Durga Puja is no longer just a festival. It is an economy, a seasonal boom that fuels jobs, spending, and competition across Kolkata. What began as a community celebration has evolved into a multi-crore ecosystem of artistry, branding, and spectacle. And like every fast-growing market, it now faces its own version of inflation.
From Ritual to Runway
Not long ago, Puja celebrations truly began on Shoshthi, the sixth day of the festival. The excitement was local and gradual, with artisans finishing the idols, families planning pandal routes, and children counting down to holidays.
Today, the buildup starts as early as Mahalaya. Pandal themes are teased like film trailers, sponsors roll out advertisements, and social media pages start their campaigns. The festival has absorbed the language of commerce, complete with pre-launches, brand tie-ins, and influencer engagement.
What was once about faith and community now behaves like a market.

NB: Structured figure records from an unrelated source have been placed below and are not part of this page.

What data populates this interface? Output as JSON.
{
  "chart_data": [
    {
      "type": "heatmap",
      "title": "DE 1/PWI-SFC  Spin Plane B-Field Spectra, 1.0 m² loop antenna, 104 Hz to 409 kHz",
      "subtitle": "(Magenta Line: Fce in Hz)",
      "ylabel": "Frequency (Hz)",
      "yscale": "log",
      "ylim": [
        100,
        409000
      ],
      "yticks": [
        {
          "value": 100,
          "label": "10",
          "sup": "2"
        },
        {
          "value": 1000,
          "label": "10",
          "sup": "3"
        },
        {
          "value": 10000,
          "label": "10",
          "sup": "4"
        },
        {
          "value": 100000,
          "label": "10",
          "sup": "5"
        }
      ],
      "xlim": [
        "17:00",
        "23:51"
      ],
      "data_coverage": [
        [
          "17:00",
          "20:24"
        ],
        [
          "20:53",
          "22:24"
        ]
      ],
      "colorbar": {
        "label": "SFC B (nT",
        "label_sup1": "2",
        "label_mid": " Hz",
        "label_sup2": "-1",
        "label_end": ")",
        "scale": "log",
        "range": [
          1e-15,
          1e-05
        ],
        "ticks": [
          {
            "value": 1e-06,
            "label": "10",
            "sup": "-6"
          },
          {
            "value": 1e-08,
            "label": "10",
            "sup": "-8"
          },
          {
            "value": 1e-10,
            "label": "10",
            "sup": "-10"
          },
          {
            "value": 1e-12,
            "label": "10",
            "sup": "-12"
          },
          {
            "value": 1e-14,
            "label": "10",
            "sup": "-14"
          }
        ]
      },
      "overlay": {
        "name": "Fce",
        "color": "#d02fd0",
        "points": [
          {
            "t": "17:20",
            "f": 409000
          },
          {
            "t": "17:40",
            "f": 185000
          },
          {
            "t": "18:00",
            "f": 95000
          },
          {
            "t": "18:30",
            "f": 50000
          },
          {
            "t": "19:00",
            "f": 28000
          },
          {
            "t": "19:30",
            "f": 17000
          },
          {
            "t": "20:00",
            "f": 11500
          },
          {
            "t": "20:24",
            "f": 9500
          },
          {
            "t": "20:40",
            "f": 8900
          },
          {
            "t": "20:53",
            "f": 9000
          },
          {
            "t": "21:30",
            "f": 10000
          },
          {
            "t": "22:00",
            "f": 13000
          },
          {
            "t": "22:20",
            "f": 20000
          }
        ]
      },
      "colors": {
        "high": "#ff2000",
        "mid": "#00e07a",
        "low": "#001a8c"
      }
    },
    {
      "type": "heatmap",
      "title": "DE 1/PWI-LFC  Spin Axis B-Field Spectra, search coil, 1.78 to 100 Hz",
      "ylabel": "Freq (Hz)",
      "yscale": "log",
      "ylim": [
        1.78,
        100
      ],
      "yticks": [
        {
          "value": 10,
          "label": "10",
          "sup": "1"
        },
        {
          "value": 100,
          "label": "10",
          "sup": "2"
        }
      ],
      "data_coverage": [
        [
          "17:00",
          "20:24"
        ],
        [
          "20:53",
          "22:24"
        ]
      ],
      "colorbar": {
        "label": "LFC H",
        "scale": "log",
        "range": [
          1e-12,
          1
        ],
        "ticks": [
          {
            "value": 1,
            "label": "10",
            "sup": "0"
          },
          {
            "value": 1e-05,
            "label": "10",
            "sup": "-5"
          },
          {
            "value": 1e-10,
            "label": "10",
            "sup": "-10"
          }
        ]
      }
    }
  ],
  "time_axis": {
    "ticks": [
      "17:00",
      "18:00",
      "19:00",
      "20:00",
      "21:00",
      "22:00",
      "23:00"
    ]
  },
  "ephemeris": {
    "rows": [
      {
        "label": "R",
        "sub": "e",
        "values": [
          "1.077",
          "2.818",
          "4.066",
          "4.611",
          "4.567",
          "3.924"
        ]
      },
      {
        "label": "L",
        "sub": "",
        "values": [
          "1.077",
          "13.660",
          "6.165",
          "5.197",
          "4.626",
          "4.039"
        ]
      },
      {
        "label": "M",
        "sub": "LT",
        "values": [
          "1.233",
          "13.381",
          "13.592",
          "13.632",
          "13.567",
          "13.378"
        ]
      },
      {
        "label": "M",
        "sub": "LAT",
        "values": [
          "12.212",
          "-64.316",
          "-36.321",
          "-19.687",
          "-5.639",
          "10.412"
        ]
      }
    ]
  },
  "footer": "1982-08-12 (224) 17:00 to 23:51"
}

When Culture Mirrors Inflation
In economics, inflation means rising prices and eroding value. In culture, it means a race for bigger, flashier, and costlier experiences. Each year, Puja budgets soar, themes become more elaborate, and the city spends more to feel the same sense of wonder.
This is a form of positional competition. If one committee builds a rotating pandal, the next one must create something even more elaborate to attract attention. Costs keep rising, but the emotional return often stays the same.

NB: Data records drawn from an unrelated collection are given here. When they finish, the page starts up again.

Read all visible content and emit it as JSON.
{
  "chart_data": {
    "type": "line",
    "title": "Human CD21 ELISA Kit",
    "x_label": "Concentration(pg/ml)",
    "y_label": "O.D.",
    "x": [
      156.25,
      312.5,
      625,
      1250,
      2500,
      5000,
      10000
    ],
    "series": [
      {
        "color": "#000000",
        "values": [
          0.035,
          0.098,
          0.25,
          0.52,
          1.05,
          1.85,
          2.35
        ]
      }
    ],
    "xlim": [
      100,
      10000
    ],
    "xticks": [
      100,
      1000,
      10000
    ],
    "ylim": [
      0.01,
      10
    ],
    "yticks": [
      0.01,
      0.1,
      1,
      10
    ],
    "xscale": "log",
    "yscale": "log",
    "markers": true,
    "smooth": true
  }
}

Thorstein Veblen might have called this conspicuous celebration. Spending becomes a signal of status, a way to display success rather than devotion. The festival turns into an economy of attention, where visibility, not reverence, is the measure of success.
Winners, Losers, and the New Marketplace
Behind the glitter is a complex value chain. Corporate sponsorships have replaced community donations as the main source of funding. Big-budget committees dominate headlines and attract crowds, while smaller neighborhood Pujas struggle to stay relevant.
The festival sustains thousands of livelihoods: idol-makers from Kumartuli, electricians, artisans, and decorators. Yet their earnings remain uncertain, even as total spending reaches new highs each year. Cultural inflation, much like economic inflation, widens inequality.
There is also an environmental cost. The scale of resource use, waste, and electricity consumption grows every year. The celebration gets louder, brighter, and less sustainable.
The Economics of Restraint
Growth without reflection is easy. Sustainable growth takes effort. Durga Puja’s economy could thrive more equitably if resources were shared, artisan wages made fairer, and creativity valued over spectacle.
The festival still unites Kolkata like nothing else. It still generates joy, work, and pride. But it also shows how even culture is not immune to the logic of markets. Cultural inflation reminds us that value, whether economic or emotional, cannot keep rising forever. At some point, meaning begins to cost too much.